You should choose the class of business which is most appropriate for the business being written per the descriptions in Schedule 2 of the Rules. Only choose ‘Miscellaneous’ if there is nothing which better describes the business being written. The non-proportional classes of business attract a higher capital charge and are intended to be used for reinsurance business where the insurer is covering layers of risk attaching at higher levels. However, if an insurer is reinsuring a fronting insurer for what would otherwise be the primary layer of risk then there is no need to select the non-proportional class.
This reflects the potential default of a reinsurer in respect of the unexpired proportion of the policy year. The default risk in respect of the reinsurers’ share of claim reserves only reflects the potential default on the expired portion of the risk.
Given that uncalled share capital is included as an asset for PCR purposes it is necessary to reflect the potential default risk of the shareholder counterparty.
Parental guarantees may be included as other off balance sheet assets and related default risk charge must be applied.

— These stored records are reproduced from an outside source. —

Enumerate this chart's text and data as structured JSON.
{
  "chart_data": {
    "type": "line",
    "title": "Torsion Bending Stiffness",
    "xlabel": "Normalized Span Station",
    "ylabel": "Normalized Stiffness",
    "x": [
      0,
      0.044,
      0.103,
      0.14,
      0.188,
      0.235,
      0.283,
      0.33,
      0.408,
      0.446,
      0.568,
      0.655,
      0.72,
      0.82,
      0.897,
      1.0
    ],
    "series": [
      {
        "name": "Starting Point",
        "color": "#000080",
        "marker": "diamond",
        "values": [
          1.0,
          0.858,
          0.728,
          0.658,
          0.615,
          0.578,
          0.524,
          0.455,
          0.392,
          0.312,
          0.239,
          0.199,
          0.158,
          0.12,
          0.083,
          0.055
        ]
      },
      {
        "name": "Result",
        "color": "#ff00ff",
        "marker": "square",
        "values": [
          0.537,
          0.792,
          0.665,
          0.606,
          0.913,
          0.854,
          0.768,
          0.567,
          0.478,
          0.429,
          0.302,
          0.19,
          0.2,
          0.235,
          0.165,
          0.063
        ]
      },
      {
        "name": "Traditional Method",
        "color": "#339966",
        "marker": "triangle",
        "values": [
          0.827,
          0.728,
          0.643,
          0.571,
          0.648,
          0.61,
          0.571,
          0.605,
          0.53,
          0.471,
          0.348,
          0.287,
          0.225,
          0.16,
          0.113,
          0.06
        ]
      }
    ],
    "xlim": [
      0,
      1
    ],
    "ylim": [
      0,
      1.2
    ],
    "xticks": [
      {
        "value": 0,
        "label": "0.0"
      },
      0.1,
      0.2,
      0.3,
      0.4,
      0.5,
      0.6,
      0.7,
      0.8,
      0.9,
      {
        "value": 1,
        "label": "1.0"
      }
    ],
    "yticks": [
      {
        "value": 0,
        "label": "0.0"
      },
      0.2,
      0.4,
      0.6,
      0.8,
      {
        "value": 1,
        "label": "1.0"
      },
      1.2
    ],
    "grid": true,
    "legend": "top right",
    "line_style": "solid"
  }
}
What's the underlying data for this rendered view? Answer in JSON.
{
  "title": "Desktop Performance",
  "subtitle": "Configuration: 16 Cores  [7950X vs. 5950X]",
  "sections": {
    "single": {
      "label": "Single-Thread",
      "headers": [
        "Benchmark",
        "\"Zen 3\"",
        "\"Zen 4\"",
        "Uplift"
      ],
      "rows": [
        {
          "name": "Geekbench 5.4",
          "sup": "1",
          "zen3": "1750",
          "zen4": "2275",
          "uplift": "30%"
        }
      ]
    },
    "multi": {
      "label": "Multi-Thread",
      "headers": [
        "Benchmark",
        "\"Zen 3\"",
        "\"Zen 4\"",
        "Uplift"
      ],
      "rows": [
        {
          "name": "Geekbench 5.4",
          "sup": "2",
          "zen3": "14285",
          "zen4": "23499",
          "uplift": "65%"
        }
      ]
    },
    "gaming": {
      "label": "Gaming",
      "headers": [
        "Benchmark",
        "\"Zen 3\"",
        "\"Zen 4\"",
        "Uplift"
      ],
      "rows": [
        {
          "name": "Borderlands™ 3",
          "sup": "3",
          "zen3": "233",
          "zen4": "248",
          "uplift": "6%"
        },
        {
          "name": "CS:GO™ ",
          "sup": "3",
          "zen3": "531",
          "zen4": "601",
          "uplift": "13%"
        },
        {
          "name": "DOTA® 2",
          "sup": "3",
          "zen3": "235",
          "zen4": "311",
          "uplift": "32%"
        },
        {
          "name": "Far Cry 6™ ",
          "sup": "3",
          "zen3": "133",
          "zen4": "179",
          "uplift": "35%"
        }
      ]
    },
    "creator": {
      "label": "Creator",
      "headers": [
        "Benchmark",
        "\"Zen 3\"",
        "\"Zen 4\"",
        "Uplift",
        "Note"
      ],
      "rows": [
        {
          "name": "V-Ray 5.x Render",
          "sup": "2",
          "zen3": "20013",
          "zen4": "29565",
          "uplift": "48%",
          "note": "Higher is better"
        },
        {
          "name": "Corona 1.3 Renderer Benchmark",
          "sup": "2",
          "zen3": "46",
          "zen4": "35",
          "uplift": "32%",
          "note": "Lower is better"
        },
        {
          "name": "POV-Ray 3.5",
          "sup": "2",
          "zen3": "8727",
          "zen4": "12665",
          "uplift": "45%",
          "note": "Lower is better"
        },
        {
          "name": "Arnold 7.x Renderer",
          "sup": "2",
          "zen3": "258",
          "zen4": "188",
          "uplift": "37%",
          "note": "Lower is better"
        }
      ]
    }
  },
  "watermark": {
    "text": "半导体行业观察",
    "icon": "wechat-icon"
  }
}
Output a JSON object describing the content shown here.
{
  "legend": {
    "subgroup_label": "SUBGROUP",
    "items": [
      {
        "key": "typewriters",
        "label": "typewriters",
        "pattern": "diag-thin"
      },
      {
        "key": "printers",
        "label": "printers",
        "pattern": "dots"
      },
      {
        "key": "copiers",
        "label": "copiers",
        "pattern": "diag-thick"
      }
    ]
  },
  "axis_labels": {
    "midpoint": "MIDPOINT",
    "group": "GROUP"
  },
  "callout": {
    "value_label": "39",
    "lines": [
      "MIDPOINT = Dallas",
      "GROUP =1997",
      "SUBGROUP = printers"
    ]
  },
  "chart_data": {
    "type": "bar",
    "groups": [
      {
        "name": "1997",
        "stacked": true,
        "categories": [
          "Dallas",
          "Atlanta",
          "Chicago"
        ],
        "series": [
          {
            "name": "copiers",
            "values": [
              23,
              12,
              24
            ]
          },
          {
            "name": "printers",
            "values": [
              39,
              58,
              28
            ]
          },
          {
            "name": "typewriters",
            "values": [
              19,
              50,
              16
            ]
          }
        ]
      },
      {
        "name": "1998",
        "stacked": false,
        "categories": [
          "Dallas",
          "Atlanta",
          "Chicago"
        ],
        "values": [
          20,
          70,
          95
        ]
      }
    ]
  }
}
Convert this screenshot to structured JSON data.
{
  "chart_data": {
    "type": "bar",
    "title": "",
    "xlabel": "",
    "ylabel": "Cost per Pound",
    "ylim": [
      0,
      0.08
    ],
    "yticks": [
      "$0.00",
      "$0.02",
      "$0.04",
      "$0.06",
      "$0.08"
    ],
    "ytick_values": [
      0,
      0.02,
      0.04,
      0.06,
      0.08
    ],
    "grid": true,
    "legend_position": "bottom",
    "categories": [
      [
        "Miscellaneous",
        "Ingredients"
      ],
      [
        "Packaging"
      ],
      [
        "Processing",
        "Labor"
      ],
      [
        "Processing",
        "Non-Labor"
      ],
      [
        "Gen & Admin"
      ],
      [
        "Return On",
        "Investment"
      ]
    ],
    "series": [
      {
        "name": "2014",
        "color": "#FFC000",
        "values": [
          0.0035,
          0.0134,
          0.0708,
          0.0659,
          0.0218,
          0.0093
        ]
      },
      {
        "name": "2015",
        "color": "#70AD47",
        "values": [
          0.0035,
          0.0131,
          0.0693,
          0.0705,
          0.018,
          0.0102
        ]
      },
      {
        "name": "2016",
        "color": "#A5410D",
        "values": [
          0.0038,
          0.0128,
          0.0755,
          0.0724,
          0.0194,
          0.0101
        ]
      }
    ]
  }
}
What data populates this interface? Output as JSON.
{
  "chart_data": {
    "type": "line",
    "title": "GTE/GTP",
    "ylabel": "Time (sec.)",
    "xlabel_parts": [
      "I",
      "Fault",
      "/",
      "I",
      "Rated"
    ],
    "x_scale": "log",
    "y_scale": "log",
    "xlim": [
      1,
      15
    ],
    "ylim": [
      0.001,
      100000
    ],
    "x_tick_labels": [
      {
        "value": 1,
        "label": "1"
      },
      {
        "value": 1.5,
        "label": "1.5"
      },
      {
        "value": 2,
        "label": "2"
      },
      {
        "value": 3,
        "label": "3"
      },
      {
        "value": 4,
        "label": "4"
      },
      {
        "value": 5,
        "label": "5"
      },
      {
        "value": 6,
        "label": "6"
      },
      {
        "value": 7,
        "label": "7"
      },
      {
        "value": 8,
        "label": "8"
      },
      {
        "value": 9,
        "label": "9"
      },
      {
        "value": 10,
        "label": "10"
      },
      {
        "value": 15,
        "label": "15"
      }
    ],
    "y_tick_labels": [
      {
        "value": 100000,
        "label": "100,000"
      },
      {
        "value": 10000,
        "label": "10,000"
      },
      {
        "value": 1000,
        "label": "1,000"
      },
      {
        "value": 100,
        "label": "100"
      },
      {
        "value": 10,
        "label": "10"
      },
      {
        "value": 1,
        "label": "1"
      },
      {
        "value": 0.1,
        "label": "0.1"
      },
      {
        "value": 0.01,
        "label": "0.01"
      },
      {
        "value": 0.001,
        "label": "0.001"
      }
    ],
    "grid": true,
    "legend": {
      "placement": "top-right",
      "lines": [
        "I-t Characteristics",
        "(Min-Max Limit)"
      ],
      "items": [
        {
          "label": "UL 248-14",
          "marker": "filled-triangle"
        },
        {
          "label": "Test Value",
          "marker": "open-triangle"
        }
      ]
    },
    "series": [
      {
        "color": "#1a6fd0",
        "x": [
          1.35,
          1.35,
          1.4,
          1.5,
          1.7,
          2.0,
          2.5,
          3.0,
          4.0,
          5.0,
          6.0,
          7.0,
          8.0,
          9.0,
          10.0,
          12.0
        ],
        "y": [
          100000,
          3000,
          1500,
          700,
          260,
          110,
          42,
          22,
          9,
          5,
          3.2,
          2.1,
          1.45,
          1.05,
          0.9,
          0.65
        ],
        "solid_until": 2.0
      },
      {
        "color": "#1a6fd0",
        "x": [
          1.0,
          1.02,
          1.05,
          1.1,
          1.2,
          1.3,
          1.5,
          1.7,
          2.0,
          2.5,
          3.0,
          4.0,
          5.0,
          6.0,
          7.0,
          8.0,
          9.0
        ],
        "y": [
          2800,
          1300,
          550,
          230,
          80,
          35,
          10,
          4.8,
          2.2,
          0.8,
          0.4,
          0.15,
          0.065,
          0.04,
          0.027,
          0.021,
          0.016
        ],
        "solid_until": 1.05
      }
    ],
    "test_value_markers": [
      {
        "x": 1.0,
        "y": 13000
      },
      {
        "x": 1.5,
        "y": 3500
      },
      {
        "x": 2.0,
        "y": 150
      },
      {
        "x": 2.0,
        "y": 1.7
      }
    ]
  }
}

Regulatory adjustments must be agreed in writing by the Commission. If you wish to apply for a regulatory adjustment please contact the Commission stating why the adjustment is required and why you believe it is justified, together with supporting evidence. You should also state for how long the adjustment will be required and how the company will otherwise restore its solvency margin. It is also helpful to attach the latest regulatory solvency assessment, latest management accounts and an up to date business plan. Regulatory adjustments will not be considered if a company is meeting its MCR and PCR.